A maior parte dos recursos previstos para 2027 será destinada ao pagamento de benefícios previdenciários, como aposentadorias e pensões. A estimativa para essa despesa é de R$ 1,161 trilhão, alta de 8,76% em relação aos R$ 1,067 trilhão projetados para 2026. A previsão anterior era de R$ 1,166 trilhão para 2027; portanto, a nova estimativa representa uma redução de aproximadamente R$ 5,25 bilhões.
Outras despesas revisadas
- Compensação previdenciária: R$ 8,113 bilhões em 2027, alta de 2,9%.
- Sentenças judiciais: R$ 49,391 bilhões, queda estimada de 8,08%.
- Despesas previdenciárias totais: R$ 1,218 trilhão.
As projeções para as sentenças judiciais não sofreram alterações. O CNPS também revisou para baixo a previsão de despesas obrigatórias da Previdência para 2026: o valor passou de aproximadamente R$ 1,136 trilhão para R$ 1,129 trilhão, uma queda de R$ 6,474 bilhões.
Segundo Eduardo Pereira, a queda para 2026 está relacionada, entre outros fatores, à adoção de parâmetros mais conservadores nas projeções e aos resultados financeiros recentes que indicaram despesas abaixo das estimativas anteriores.
As despesas previdenciárias têm forte impacto sobre as contas públicas. De acordo com os dados apresentados ao CNPS, os benefícios previdenciários representam cerca de 43% da despesa primária da União. Por causa do peso desses gastos, pequenas variações percentuais nas projeções podem significar bilhões de reais e afetar o espaço disponível no orçamento federal.

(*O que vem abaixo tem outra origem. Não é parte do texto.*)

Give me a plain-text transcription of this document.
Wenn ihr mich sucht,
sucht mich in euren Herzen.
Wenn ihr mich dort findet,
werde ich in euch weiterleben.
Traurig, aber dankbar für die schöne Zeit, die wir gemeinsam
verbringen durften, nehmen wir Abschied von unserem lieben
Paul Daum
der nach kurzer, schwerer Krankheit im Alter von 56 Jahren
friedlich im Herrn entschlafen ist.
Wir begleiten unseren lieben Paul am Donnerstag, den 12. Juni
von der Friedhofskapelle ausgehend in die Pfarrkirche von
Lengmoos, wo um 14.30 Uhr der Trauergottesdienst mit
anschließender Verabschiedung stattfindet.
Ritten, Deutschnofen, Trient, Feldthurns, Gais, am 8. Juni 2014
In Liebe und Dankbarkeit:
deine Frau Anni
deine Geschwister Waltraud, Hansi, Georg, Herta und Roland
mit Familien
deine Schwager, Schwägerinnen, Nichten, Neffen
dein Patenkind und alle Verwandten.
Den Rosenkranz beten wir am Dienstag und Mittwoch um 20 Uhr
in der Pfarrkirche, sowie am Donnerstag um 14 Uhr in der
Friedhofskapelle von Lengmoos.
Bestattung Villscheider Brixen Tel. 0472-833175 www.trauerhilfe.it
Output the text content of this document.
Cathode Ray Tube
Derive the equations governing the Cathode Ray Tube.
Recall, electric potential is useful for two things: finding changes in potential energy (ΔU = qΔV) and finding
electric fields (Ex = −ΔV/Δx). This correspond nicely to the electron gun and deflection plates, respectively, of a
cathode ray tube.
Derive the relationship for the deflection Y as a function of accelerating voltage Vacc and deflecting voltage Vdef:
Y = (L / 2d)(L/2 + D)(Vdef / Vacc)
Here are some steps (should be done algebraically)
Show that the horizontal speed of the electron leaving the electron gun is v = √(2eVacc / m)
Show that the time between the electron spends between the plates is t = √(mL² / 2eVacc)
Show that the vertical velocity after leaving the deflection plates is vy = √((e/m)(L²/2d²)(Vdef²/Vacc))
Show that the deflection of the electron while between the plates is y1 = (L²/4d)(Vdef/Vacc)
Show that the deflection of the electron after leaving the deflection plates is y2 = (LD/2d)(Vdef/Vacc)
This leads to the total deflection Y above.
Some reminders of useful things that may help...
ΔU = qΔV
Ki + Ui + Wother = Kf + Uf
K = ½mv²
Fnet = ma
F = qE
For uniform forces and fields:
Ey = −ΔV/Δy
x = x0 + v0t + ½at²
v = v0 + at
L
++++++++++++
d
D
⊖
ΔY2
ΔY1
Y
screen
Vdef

A revisão para 2027 gera um espaço orçamentário de aproximadamente R$ 5 bilhões, que poderá ser considerado pelo governo na elaboração do PLOA. A nova projeção para as despesas previdenciárias de 2026 e 2027 foi aprovada por unanimidade pelo CNPS. O conselho reúne representantes do governo federal, de aposentados e pensionistas, trabalhadores em atividade e empregadores.
Os números revisados serão encaminhados ao Ministério do Planejamento e Orçamento e servirão de base para a proposta orçamentária de 2027, que deverá chegar ao Congresso até 31 de agosto.